Großer Lauschangriff in Niederösterreichs Schulen

Ich habe eure Namen für eine interne (politische) Informationskette beim amtsführenden Präsidenten bekanntgegeben – was da auf uns zukommt weiß ich noch nicht. Aber jedenfalls steht Vertrauen zu euch dahinter und damit verbunden erwartet sich der amtsführende Präsident höchste Diskretion.
Wenn wer noch aussteigen möchte- bitte kurzes E-Mail an mich…

Was wie eine verschlüsselte Botschaft aus einem John Le Carré-Roman klingt oder die Instruktion eines Stasi-Führungsoffiziers, hat sich so – mit allen Rechtschreibfehlern – tatsächlich im Land Niederösterreich ereignet. Absender dieser E-Post war die inzwischen nach einer Reihe anderer Aktionen selbst für einen Brachialpolitiker wie Erwin Pröll zum Problem gewordene Hofrätin und Landesschulinspektorin Mag. Adelinde „Linda“ Ronniger, die damit ihre Vasallen aufforderte, unter den „lieben SchulleiterInnen“ ein Spitzelsystem aufzuziehen, das beim Stellvertreter des niederösterreichischen Landeshauptmanns im Landesschulrat enden sollte. Unter großem Getöse hatte zu dem Fall jüngst auch Möchtegern-Unterrichtsminister in spe Harald Walser (Grüne) eine Pressekonferenz veranstaltet, in welcher er unter Schützenhilfe der Direktorin der Höheren Lehranstalt für wirtschaftliche Berufe (HLW) Biedermannsdorf, Evelyn Mayer, die Spitzelgeschichte „aufdeckte“.

Die Erregung ist zwar durchaus berechtigt. Die Walser‘sche Überraschung über die Aktion der Hofrätin Ronniger ist jedoch seiner ausgesprochenen Unkenntnis der niederösterreichischen Verhältnisse zuzuschreiben.

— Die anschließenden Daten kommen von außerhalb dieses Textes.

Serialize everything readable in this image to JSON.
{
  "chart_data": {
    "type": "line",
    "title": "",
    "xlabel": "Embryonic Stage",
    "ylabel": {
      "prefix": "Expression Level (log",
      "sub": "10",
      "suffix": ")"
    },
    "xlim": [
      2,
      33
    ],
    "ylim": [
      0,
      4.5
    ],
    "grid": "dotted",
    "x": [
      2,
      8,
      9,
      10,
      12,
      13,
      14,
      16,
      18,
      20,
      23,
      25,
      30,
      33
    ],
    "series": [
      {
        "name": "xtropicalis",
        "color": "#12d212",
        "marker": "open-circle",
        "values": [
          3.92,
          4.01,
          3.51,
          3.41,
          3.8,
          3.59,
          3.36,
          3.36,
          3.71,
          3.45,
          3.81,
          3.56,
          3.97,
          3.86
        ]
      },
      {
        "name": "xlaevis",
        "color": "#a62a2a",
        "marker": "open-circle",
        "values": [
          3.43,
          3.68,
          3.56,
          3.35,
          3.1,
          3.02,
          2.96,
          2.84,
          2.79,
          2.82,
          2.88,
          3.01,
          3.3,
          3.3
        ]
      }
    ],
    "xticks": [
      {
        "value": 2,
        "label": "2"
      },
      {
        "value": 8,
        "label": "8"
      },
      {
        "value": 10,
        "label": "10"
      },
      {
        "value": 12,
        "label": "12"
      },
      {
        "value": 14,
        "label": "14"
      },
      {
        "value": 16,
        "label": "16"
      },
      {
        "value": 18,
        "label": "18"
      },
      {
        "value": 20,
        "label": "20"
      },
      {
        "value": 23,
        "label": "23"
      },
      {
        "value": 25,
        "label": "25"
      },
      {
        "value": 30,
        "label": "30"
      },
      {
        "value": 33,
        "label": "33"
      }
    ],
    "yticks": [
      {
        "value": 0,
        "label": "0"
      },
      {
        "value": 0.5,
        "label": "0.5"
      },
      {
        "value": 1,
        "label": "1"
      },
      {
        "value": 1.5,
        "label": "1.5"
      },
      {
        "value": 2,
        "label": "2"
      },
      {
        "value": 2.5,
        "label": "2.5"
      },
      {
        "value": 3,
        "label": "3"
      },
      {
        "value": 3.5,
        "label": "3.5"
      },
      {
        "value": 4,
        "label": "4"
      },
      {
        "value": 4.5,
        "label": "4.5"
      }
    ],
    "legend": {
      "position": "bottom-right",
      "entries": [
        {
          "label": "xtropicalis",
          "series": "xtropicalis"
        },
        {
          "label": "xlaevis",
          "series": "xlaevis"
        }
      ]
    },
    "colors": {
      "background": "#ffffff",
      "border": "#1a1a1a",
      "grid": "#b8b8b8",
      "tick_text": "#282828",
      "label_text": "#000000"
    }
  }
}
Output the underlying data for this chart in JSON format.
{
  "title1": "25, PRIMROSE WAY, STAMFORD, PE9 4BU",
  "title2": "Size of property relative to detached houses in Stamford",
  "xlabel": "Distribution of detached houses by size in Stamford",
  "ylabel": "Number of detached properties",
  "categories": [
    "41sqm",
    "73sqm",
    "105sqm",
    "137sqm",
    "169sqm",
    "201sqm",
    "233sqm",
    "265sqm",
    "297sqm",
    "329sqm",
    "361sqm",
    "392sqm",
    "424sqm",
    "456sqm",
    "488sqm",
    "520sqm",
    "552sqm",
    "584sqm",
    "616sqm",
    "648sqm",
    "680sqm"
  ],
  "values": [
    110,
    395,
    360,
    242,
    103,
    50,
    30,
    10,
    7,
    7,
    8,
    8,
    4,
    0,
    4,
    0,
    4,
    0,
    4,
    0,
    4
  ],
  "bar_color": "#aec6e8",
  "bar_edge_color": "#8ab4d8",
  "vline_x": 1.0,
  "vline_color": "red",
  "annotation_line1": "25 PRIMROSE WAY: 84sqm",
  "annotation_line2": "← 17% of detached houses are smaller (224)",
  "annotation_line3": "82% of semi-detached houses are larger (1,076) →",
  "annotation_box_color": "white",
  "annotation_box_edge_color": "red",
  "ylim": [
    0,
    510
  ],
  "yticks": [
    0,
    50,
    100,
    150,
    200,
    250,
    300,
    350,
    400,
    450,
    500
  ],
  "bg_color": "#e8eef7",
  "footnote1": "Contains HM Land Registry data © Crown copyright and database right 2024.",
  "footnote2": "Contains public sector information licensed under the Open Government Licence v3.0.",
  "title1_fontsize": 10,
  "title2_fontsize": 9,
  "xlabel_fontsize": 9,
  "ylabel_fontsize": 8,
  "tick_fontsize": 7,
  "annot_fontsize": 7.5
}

Der FPÖ-Bildungssprecher im Parlament und Obmann der FPÖ Krems, Walter Rosenkranz, ist davon überzeugt, dass an den niederösterreichischen Schulen nicht bloß Lehrer bespitzelt würden, sondern auch Schüler und selbst Eltern. Bestes Beispiel dafür ist der sich schon über acht Jahre hinziehende Fall um die Nachbesetzung der Direktorenstelle an der Bundeslehranstalt für Tourismus (HLF) Krems. Die Lehrerin Mag. Martine Hrubesch wurde im Zuge des Besetzungsverfahrens um die Schulleiter-Stelle aufgrund ihres Geschlechts und der Parteizugehörigkeit ihres Mannes mehrfach diskriminiert, was auch von den Höchstgerichten bereits bestätigt worden ist. Trotzdem wurden ihr bisher stets weniger qualifizierte Personen rechtswidrig vorgezogen. Auch hier trat die umstrittene Hofrätin Ronniger mit der Aussage in Erscheinung, dass die „Blaue“ Hrubesch [Martine Hrubesch gehört jedoch keiner politischen Partei an; Anmerkung] unbedingt verhindert werden müsse. Als letzten Höhepunkt veranstaltete der HLF-Lehrer Felix Wiklicky an der Schule eine Diskussionsrunde mit ÖVP-Landesrat Wilfing zu der Causa, wobei vom Direktor ca. 400 Schüler vom Unterricht freigestellt wurden. Schüler, die sich in völliger Unkenntnis des eigentlichen Sachverhalts vor dem staatlichen Fernsehen äußerten, der provisorische Direktor sei doch ein netter Mensch und er solle doch einfach Direktor bleiben. Für Walter Rosenkranz ist das ein eindeutiger Beweis, wie ÖVP-nahe Schulleiter und Beamte die Schüler manipulieren und instrumentalisieren.

Zuletzt hatte der im eingangs erwähnten E-Mail genannte amtsführende Präsident des Landeschulrats für Niederösterreich, Hermann Helm, in einer Pressemeldung angesichts der bekannt gewordenen Fakten ein ernsthaftes Gespräch mit und gegebenenfalls Konsequenzen für Hofrätin Ronniger angekündigt. Die Unzensuriert-Redaktion beobachtet und berichtet weiter.